4. How To Be A Gentleman
There’s a common theme going around for new comedy series on television: They’re not funny. Not only does “How To Be A Gentleman” lack humor, but there is also no plot. Or characterization. Or any memorable performances. All in all, the show is bad. It stars David Hornsby as Andrew, a common guy who walks into the gym one day and (surprise!) meets Bert (Kevin Dillon), an old bully from back in high school. Because Andrew is so sweet and forgiving, he accepts Bert as his life-coach and learns how to be a true man (again, what is up with this lack of masculinity on television?!). Bert and Andrew recreate “The Odd Couple” as this unlikely duo teach each other lessons of life and manhood. There’s nothing great about the show except for soporific plots that make good bedtime stories.
3. H8R
Yes, that is seriously what The CW named their new reality TV show until it was canceled four episodes later. “H8R” was hosted by Mario Lopez, who brought celebrities onstage after being harshly judged by internet users on message boards and spitting venom on famous actors and actresses. The first episode, not-surprisingly, featured Snooki, who took it a little bit too personally that she was being ‘bullied’ by an anonymous person online.

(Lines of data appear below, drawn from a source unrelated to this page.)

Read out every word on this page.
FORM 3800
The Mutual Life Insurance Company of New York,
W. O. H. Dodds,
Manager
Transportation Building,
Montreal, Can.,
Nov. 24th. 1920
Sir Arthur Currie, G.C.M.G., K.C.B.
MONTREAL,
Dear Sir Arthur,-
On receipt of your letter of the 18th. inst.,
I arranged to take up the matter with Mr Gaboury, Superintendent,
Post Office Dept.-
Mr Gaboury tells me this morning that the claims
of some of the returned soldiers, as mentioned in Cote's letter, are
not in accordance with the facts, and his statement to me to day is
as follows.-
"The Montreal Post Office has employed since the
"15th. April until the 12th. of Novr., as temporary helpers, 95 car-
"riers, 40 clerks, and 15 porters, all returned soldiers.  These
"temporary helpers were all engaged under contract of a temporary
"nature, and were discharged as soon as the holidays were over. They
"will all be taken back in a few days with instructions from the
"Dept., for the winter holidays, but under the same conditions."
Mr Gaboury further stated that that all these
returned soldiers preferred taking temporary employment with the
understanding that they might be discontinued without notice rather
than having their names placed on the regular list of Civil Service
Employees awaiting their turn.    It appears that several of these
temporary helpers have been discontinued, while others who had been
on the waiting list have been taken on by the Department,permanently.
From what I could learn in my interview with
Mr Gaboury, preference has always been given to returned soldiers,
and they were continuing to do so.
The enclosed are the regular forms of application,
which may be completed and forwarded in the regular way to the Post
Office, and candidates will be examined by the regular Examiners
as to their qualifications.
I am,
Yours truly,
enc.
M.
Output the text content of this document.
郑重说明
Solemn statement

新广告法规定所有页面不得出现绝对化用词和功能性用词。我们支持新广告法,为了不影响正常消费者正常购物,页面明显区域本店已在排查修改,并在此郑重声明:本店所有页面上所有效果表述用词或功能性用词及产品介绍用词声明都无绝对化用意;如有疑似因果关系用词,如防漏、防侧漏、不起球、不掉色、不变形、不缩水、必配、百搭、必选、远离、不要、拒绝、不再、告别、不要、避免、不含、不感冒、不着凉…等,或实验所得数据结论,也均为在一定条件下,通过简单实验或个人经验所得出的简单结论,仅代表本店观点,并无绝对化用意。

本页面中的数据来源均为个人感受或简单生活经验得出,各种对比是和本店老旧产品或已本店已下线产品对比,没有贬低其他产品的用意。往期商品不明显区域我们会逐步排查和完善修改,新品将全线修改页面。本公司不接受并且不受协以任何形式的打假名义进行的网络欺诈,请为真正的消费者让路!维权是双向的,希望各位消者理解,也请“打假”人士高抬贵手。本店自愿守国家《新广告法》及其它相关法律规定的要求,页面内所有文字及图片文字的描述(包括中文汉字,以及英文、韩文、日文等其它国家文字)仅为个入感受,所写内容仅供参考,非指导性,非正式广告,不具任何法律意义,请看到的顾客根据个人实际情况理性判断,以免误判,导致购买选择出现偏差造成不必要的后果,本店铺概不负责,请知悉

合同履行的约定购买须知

Other guests included Kim Kardashian, WWE wrester The Miz, a model, and a dancer from “Dancing with the Stars”, and several other celebrities that nobody cares about. “H8R” was generally stupid and uninteresting, and to put it bluntly, viewers simply ‘H8-ed’ it.
2. Charlie’s Angels
Three former bad-girls become superheroes that catch criminals and do the police and FBI’s dirty work in this new remake. Honestly, “Charlie’s Angels” was just ridiculous. The creators should have left the 1970s version in the vault, instead of breaking it out for review. There isn’t much to say about “Charlie’s Angels” except that it includes attractive women and a pretty set, but aside from that, the show didn’t hold much of anything, including a plot and a bad rating.
1. Allen Gregory
“Allen Gregory,” a new animated series, is probably the most repulsive show on television right now. Seven-year-old genius attends elementary school after being home-schooled for his whole life. Allen thinks he’s the center of attention at his new school, and nobody finds it wrong that this young boy fantasizes about his saggy, old principal. “Allen Gregory” is crude and slightly controversial due to Allen’s homosexual stepfather (who later openly says he isn’t gay?). Before its airing, it seemed that this new show might be comparable to “South Park”‘s raunchy and light humor, but unfortunately, “Allen Gregory” takes a whole new approach to humor as Allen frequently makes fun of his classmates and shows a general disrespect for human beings. “Allen Gregory” is definitely not worth turning on the TV for, and it would indeed be a mistake to do so.